Accordingly, we modify the order appealed from by deleting the provision directing the sale of defendant’s home.
All concur, except Boomer and Pine, JJ., who dissent and vote to affirm, in the following memorandum. Boomer and Pine, JJ. (dissenting). We dissent. The parties entered into a stipulation resolving economic issues on or about November 8,
1986, This was incorporated but not merged in a divorce decree of March 13, 1987, ending a 20-year marriage. Defendant agreed to pay maintenance of $75 per week for nine years and he retained the marital residence, titled in his name. Plaintiff received $6,825 for relinquishing any claim to the residence.
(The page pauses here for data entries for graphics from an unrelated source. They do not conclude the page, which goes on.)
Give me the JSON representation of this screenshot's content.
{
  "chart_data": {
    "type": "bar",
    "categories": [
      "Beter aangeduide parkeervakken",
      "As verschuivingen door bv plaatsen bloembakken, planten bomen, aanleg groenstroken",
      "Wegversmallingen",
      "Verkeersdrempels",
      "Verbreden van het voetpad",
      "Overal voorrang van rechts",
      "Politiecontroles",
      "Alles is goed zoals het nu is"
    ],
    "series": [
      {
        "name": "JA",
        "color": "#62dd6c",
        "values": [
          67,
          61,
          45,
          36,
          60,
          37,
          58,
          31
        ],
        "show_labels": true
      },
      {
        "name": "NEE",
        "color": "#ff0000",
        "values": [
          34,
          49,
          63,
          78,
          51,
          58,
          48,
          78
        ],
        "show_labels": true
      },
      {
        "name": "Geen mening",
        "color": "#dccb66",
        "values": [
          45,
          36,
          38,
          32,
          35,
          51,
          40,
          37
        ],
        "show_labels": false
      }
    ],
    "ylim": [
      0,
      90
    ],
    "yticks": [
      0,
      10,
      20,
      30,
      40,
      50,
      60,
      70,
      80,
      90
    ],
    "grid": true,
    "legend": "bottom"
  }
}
She was to share in defendant’s pension.
Less than two months after the divorce decree, on May 7,
1987, defendant moved to be relieved of his maintenance obligation on the ground of undue hardship. He averred that he was about to be laid off by the closing of the plant where he was employed and that at the age of 49 he would receive a pension of only about $540 per month. He sought elimination of maintenance and of plaintiff’s share of his pension. He showed his unencumbered home, which he valued at $55,000, as his only substantial asset. Plaintiff cross-moved for a judgment for arrears in maintenance from April 24, 1987 and for other relief.
After a full hearing, the court, by order entered April 18,
1988, denied defendant’s motion and granted plaintiff’s cross motion, finding in a written decision that the plant closed in July 1987; that the possible closing was known to the parties at the time of the stipulation; that defendant had failed to prove that the closing had caused extreme hardship, and that, even if it did, the possible closing was within the contemplation of the parties when the maintenance stipulation was made. This order was never appealed.
In July 1988, plaintiff moved to punish defendant for contempt for failure to pay maintenance in accord with the divorce decree and the April 18, 1988 order. Defendant asserted that he was financially unable to comply and that he had been unable to find work. He cross-moved for forgiveness of prior maintenance arrears, termination of maintenance payments and for maintenance from plaintiff.
*1040The court denied defendant’s cross motion and granted plaintiff a judgment for arrears in maintenance and counsel fees, awarded counsel fees on the contempt proceeding, and indicated that it would appoint a Referee to sell defendant’s house to provide a source for the maintenance payments required by the agreement. This is the order on appeal. A separate order appointing a Referee to sell and directing that the net proceeds be held subject to further order of the court has not been appealed.
The court’s order is within its authority under Domestic Relations Law § 236 (9) (a) and § 243, and should be affirmed as a proper exercise of the court’s discretion (see, Rose v Rose, 138 AD2d 475, 477). We note that, in view of the fact that at least two unsatisfied judgments have long been entered against defendant, plaintiff would also be entitled to enforce them under CPLR article 52. The homestead exemption would only be available up to $10,000 (CPLR 5206 [e]). Thus, the majority in effect is delaying the inevitable, forcing plaintiff to pursue her rights under CPLR article 52, and to incur additional legal expenses in doing so. Matter of Brennan v Brennan (109 AD2d 960), relied on by the majority, is factually distinguishable. The majority improperly concludes that defendant is somehow entitled to relief because his failure to pay maintenance as he agreed was caused by the closing of his place of employment, ignoring the trial court’s finding that this possibility was contemplated by the parties when they entered into the stipulation. The order entered on April 18, 1988, denying modification and enforcing the judgment was not appealed and the correctness of that order is not properly reviewable by this court now. (Appeal from order of Supreme Court, Erie County, Ostrcwski, J. — contempt.) Present — Doerr, J. P., Boomer, Pine, Lawton and Davis, JJ.